- Genre: Travel
- Presented by: John Stephenson Jack Douglas
- Country of origin: United States
- Original language: English

Original release
- Network: ABC
- Release: July 16, 1956 – August 31, 1959

= Bold Journey =

American travelogue program (1956–1959)

Bold Journey is a travelogue program broadcast by ABC television in the United States from July 16, 1956, until August 31, 1959.

Bold Journey consisted of films taken by explorers and adventurers during their travels to remote parts of the world. The films were usually set up by an interview between a program host and the guest, who then narrated his film with the aid of helpful questions from the host. The initial host was John Stephenson; Jack Douglas became host effective with the October 28, 1957 broadcast.

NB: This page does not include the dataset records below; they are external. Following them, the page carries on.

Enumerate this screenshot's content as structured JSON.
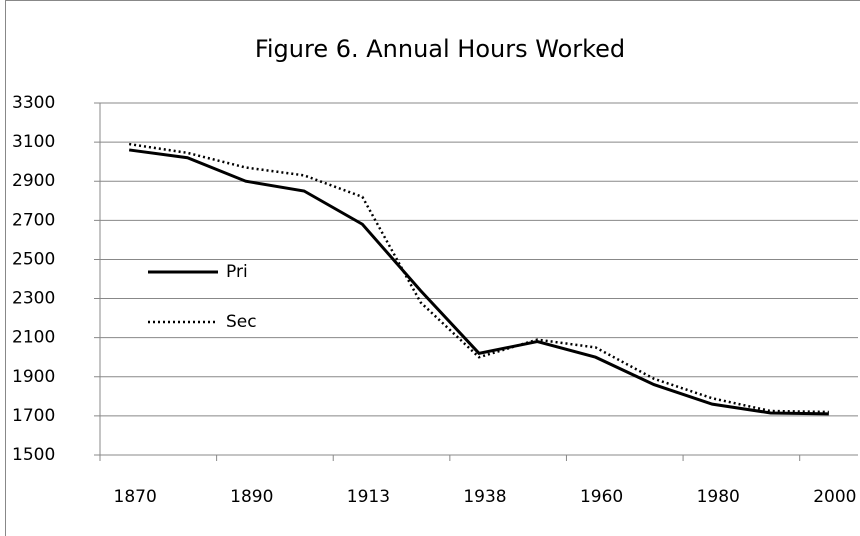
{
  "chart_data": {
    "type": "line",
    "title": "Figure 6.  Annual Hours Worked",
    "categories": [
      "1870",
      null,
      "1890",
      null,
      "1913",
      null,
      "1938",
      null,
      "1960",
      null,
      "1980",
      null,
      "2000"
    ],
    "series": [
      {
        "name": "Pri",
        "color": "#000000",
        "dash": "solid",
        "values": [
          3060,
          3020,
          2900,
          2850,
          2680,
          2340,
          2020,
          2080,
          2000,
          1860,
          1760,
          1715,
          1710
        ]
      },
      {
        "name": "Sec",
        "color": "#000000",
        "dash": "dotted",
        "values": [
          3090,
          3045,
          2970,
          2930,
          2820,
          2280,
          2000,
          2090,
          2050,
          1890,
          1790,
          1725,
          1720
        ]
      }
    ],
    "ylim": [
      1500,
      3300
    ],
    "yticks": [
      1500,
      1700,
      1900,
      2100,
      2300,
      2500,
      2700,
      2900,
      3100,
      3300
    ],
    "grid": true
  }
}
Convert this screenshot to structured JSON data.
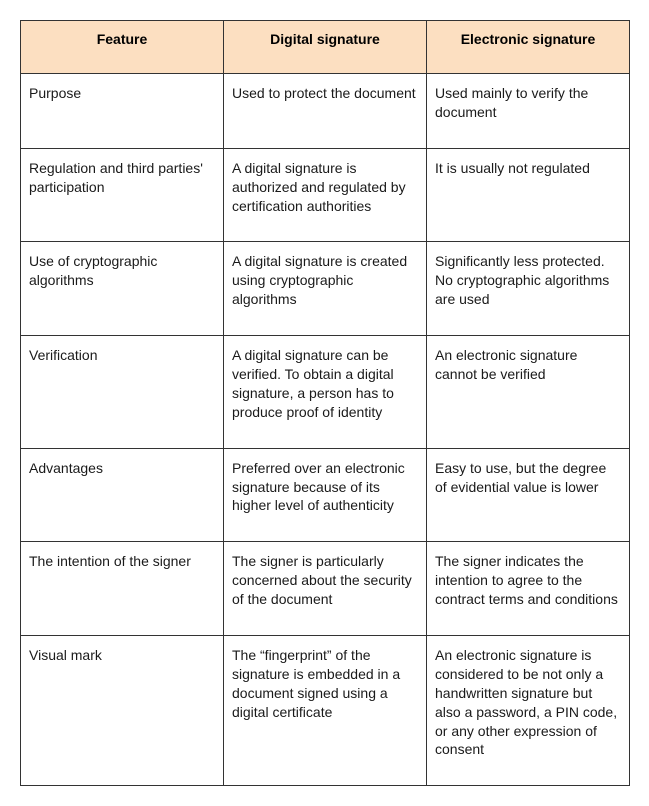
{
  "table": {
    "header_bg": "#fcdfc1",
    "border_color": "#333333",
    "columns": [
      "Feature",
      "Digital signature",
      "Electronic signature"
    ],
    "rows": [
      [
        "Purpose",
        "Used to protect the document",
        "Used mainly to verify the document"
      ],
      [
        "Regulation and third parties' participation",
        "A digital signature is authorized and regulated by certification authorities",
        "It is usually not regulated"
      ],
      [
        "Use of  cryptographic algorithms",
        "A digital signature is created using cryptographic algorithms",
        "Significantly less protected. No cryptographic algorithms are used"
      ],
      [
        "Verification",
        "A digital signature can be verified. To obtain a digital signature, a person has to produce proof of identity",
        "An electronic signature cannot be verified"
      ],
      [
        "Advantages",
        "Preferred over an electronic signature because of its higher level of authenticity",
        "Easy to use, but the degree of evidential value is lower"
      ],
      [
        "The intention of the signer",
        "The signer is particularly concerned about the security of the document",
        "The signer indicates the intention to agree to the contract terms and conditions"
      ],
      [
        "Visual mark",
        "The “fingerprint” of the signature is embedded in a document signed using a digital certificate",
        "An electronic signature is considered to be not only a handwritten signature but also a password, a PIN code, or any other expression of consent"
      ]
    ]
  }
}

Bold Journey was initially shown on Mondays from 7:30 to 8 p.m. Eastern Time. In February 1957 it was moved to Thursdays from 9:30 to 10 p.m. E. T. In June 1957 it was moved to Mondays from 8:30 to 9 p.m. E. T., remaining in that time slot until it went off the air.

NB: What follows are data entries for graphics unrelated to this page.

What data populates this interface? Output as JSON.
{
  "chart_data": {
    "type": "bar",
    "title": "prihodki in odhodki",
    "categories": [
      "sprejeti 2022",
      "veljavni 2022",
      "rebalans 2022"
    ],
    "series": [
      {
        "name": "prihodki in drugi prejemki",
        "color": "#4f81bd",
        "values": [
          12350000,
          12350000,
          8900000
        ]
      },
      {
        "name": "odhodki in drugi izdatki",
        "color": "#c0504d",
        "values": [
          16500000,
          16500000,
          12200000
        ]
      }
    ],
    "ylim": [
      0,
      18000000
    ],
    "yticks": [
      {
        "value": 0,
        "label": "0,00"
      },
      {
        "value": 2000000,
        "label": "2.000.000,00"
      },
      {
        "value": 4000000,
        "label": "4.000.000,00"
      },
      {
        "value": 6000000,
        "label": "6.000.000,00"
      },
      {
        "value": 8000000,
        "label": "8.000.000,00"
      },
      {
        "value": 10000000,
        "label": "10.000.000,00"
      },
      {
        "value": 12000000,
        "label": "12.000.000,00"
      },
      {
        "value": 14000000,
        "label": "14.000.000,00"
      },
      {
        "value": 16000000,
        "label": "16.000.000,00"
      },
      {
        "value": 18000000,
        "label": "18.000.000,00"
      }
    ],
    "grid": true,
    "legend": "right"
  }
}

Initially, Bold Journey was scheduled against The Gordon MacRae Show on NBC and Arthur Godfrey's Talent Scouts on CBS. The next fall, while Bold Journey remained opposite Wells Fargo on NBC, its new competition from CBS in its time slot was Father Knows Best. Bold Journey became one of the lowest-rated prime time programs of its era, but managed to remain on the air as long as it did due to its very low production costs relative to scripted programs, which was an important factor to ABC, which in that era had a considerably smaller budget than the other two U.S. commercial television networks. However, in the fall of 1959, ABC decided to forgo this approach and attempt to compete directly for viewers with the other networks in this time slot, and Bold Journey was replaced by one of the most expensively produced series of the era, Warner Bros.' Cheyenne.